■「幼馴染」という関係に、フィクションの臭いをプンプンと感じるようになったのは果たして何時ごろのことだろう。ある時期過ぎればまったく結ぶことができない、っていうかそういった関係を意識したころには手遅れダッ!というコレほど受けてに残酷な設定もないだろうに、漫画やらテレビドラマやらで濫用され、男女問わず未だに憧れの対象になっている(ように見える)。

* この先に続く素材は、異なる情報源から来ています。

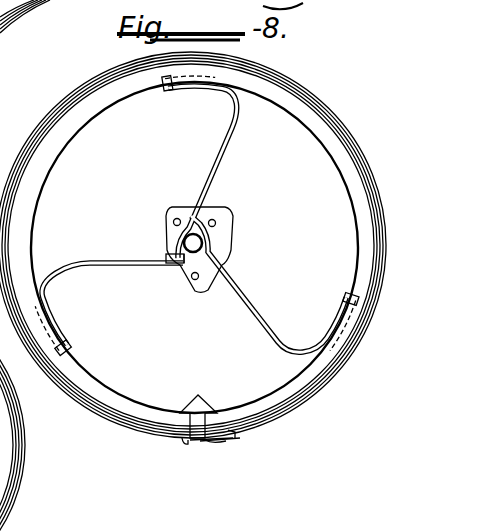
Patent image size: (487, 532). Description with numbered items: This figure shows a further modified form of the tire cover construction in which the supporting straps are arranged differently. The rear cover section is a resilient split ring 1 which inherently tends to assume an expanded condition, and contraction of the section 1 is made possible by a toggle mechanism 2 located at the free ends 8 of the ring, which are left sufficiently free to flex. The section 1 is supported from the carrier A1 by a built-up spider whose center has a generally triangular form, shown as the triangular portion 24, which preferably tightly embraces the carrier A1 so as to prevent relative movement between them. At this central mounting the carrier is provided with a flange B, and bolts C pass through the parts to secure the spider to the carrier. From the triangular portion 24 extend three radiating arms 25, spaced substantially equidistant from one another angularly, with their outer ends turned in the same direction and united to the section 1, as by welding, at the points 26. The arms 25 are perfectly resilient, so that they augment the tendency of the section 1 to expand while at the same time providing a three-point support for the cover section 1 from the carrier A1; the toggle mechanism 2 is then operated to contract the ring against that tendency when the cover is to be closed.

The ring 1 is at (59, 178).
The toggle mechanism 2 is at (232, 451).
The ends of the ring 8 is at (207, 408).
The triangular portion of spider 24 is at (181, 268).
The radiating arms 25 is at (222, 150).
The points of union of arms to section 26 is at (166, 78).
The carrier A1 is at (182, 248).
The flange B is at (218, 239).
The bolts C is at (177, 218).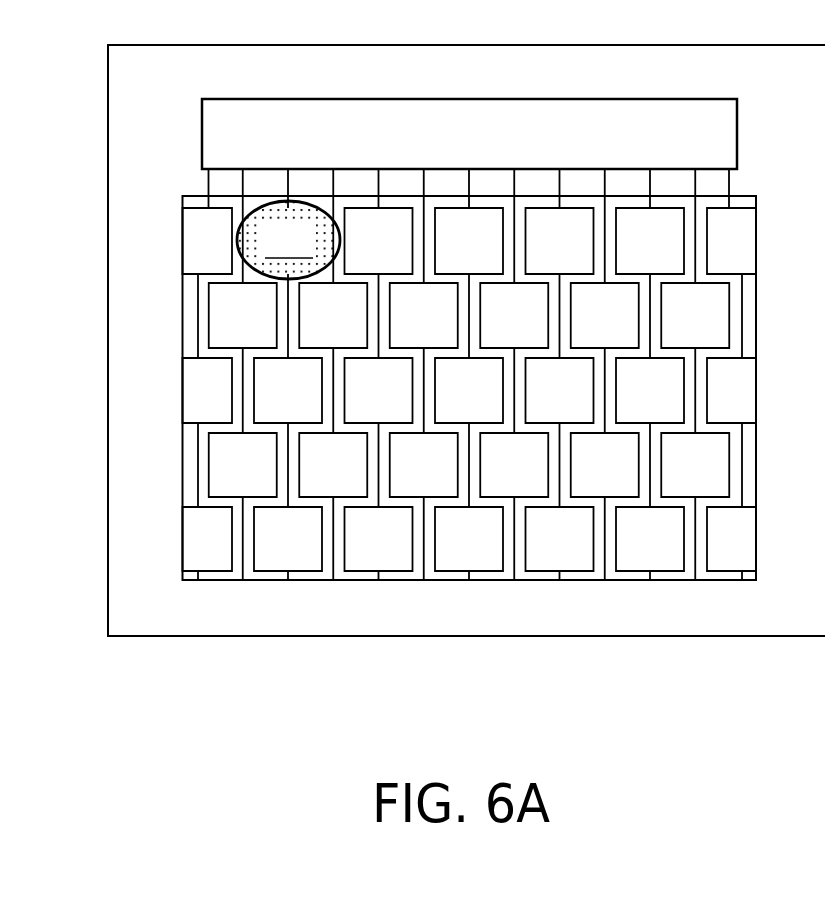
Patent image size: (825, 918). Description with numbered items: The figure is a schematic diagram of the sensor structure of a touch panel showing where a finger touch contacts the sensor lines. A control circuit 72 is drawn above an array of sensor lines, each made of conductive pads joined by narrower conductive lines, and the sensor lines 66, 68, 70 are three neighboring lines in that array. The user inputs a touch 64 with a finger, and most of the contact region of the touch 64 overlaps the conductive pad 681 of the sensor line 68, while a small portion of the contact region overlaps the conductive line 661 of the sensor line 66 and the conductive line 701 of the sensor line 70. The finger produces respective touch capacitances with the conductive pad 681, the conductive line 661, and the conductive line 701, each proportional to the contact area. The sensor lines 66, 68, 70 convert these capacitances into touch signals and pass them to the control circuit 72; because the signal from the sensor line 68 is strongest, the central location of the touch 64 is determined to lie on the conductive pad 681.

The touch 64 is at (250, 213).
The sensor line 66 is at (161, 437).
The sensor line 68 is at (288, 437).
The sensor line 70 is at (206, 437).
The conductive line 661 is at (240, 278).
The conductive pad 681 is at (288, 240).
The conductive line 701 is at (362, 284).
The control circuit 72 is at (737, 132).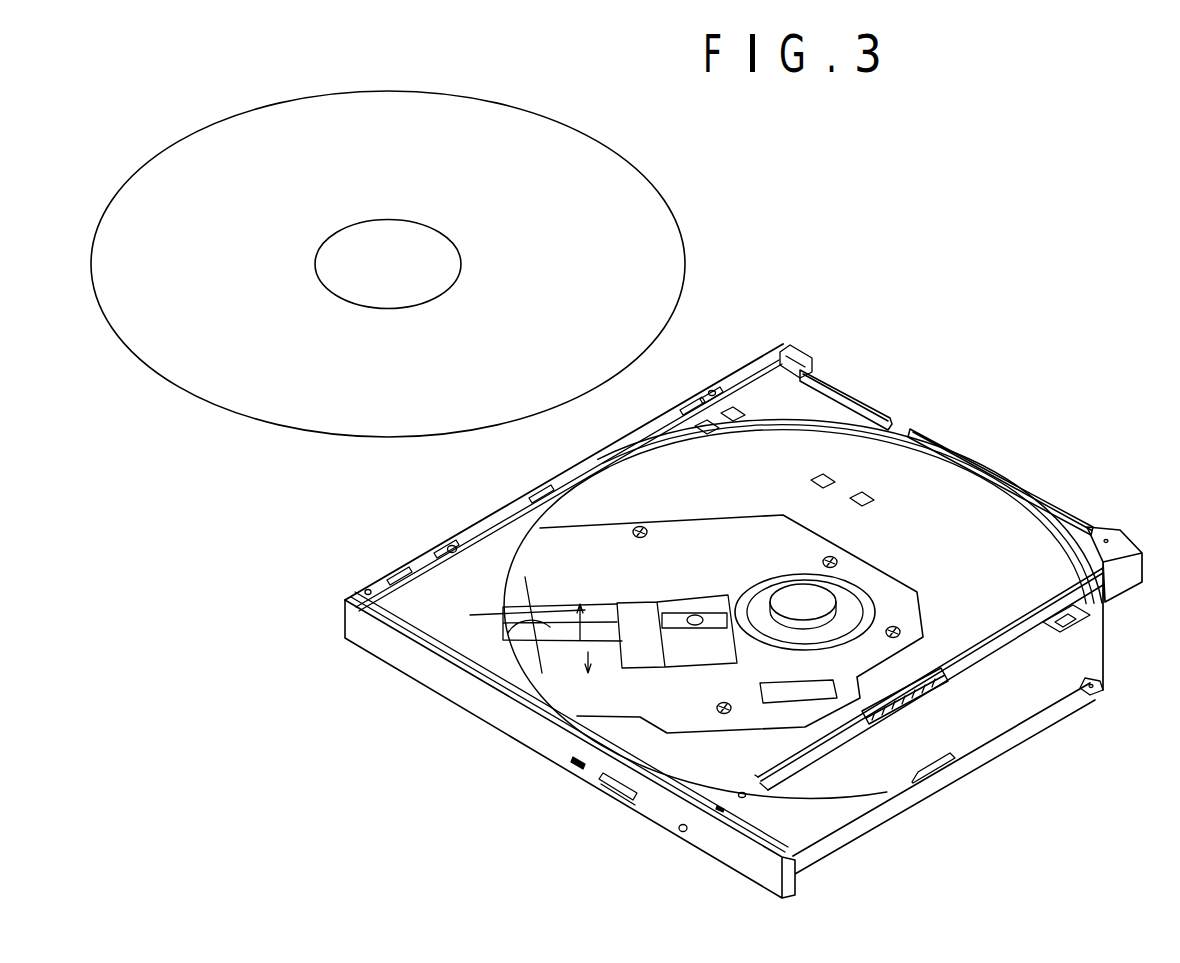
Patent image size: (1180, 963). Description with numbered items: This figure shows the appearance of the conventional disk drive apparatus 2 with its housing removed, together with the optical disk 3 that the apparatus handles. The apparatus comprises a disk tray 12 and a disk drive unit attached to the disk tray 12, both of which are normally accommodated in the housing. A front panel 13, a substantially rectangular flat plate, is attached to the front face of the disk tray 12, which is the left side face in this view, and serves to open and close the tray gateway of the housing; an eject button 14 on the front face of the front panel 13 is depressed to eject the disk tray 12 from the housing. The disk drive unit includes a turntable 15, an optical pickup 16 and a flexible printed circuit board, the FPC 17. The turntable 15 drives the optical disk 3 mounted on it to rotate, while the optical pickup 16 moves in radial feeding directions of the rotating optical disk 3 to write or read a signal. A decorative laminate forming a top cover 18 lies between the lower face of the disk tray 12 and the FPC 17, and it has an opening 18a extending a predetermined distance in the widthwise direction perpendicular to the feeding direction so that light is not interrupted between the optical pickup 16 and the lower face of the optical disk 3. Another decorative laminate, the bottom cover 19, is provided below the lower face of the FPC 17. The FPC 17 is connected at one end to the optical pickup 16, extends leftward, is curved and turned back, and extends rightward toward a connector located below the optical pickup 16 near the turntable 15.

The disk drive apparatus 2 is at (330, 530).
The optical disk 3 is at (655, 250).
The disk tray 12 is at (448, 592).
The front panel 13 is at (441, 681).
The eject button 14 is at (614, 786).
The turntable 15 is at (802, 600).
The optical pickup 16 is at (638, 617).
The flexible printed circuit board 17 is at (518, 634).
The top cover 18 is at (587, 552).
The opening 18a is at (622, 642).
The bottom cover 19 is at (582, 645).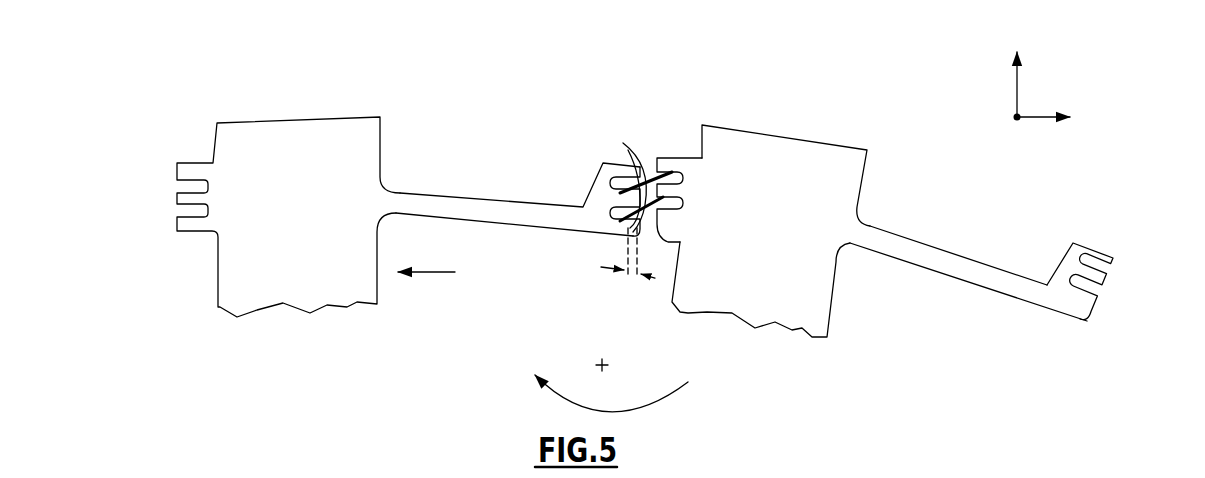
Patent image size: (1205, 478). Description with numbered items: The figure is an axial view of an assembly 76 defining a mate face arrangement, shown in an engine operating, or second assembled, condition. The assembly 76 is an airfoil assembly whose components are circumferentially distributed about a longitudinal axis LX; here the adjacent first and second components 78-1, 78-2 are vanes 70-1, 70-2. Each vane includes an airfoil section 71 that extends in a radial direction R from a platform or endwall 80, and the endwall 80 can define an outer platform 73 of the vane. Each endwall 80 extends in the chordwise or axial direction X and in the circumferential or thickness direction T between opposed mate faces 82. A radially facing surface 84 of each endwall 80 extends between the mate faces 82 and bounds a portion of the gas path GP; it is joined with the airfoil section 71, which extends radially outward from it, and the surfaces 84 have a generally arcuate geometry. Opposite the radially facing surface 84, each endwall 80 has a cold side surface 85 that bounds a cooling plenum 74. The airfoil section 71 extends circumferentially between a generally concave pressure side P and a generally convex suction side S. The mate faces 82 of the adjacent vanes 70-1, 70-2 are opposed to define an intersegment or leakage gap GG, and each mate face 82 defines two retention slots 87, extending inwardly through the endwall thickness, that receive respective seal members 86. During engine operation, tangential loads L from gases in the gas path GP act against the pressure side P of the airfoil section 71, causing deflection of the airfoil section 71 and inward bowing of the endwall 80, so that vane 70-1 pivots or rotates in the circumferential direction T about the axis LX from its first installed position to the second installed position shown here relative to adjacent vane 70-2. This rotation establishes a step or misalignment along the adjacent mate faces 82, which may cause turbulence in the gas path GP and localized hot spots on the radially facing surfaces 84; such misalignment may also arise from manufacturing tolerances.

The assembly 76 is at (224, 68).
The first vane 70-1 is at (224, 195).
The first component 78-1 is at (215, 116).
The second vane 70-2 is at (771, 207).
The second component 78-2 is at (712, 117).
The airfoil section 71 is at (233, 260).
The outer platform 73 is at (741, 230).
The endwall 80 is at (741, 230).
The cold side surface 85 is at (741, 230).
The radially facing surface 84 is at (425, 200).
The mate face 82 is at (632, 241).
The seal member 86 is at (632, 152).
The retention slot 87 is at (675, 203).
The cooling plenum 74 is at (553, 113).
The gas path GP is at (549, 333).
The intersegment gap GG is at (655, 278).
The suction side S is at (218, 300).
The pressure side P is at (380, 288).
The load L is at (441, 275).
The longitudinal axis LX is at (607, 360).
The radial direction R is at (1018, 70).
The circumferential direction T is at (1058, 116).
The axial direction X is at (1015, 118).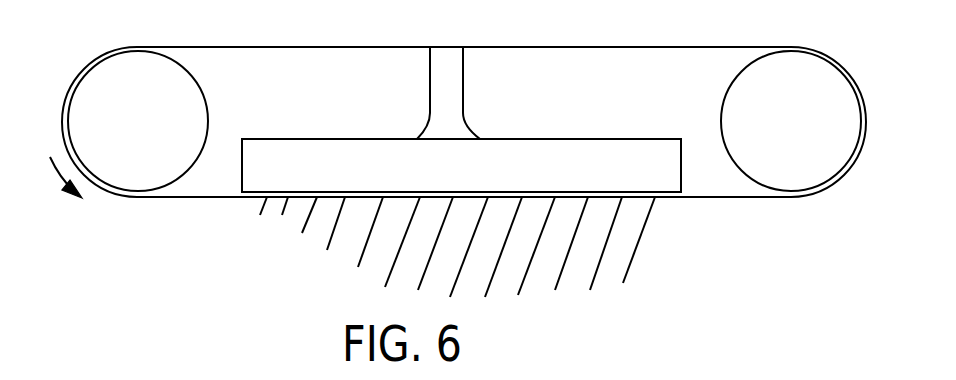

一度冷静になって欲しい。そんなものはないのだ。百八歩譲ってあったとしても滅多にない。そしてそんな関係でアレがこうしてソレがああしちゃうなんてことはもっとないのである。いい加減目を覚すがいい若人たちよ。そんなもんファンタジーなのだッ!などと思っていたら、意外と身近なところに男女の幼馴染なる関係が存在していたことに先日気づき、驚いて開いた口が塞がらなくなってしまい、どうせならとおせちの残りをポンポンと放りこみながら一日過ごすことになってしまった。

なぜ今まで気づかなかったのか分からないが(たぶん己が鈍感なのだろう)、男女どちらも中学以来の友人。先日の新年会の席で(やっと!)その関係を知ることとなった。二人は家が近く、小さなころから見知っていている中なのだという。それだけでは別になんとも思わなかったろうが、こんな話が続いたのだ。

女のほうは地方で働くことになり友達がほとんどいない。唯一の同性の同期がメンタルでやられてリタイヤしてしまい、さびしい中さらにトドメを刺されたような状況に追い込まれてしまった。そんな時タイミングよく電話をかけ慰めたのが幼馴染の男であった。話を聞いてもらったこと、またとても親しい人間の声を聴けたということもあるだろう。それで随分と楽になり、なんとか持ちこたえることができたのだという。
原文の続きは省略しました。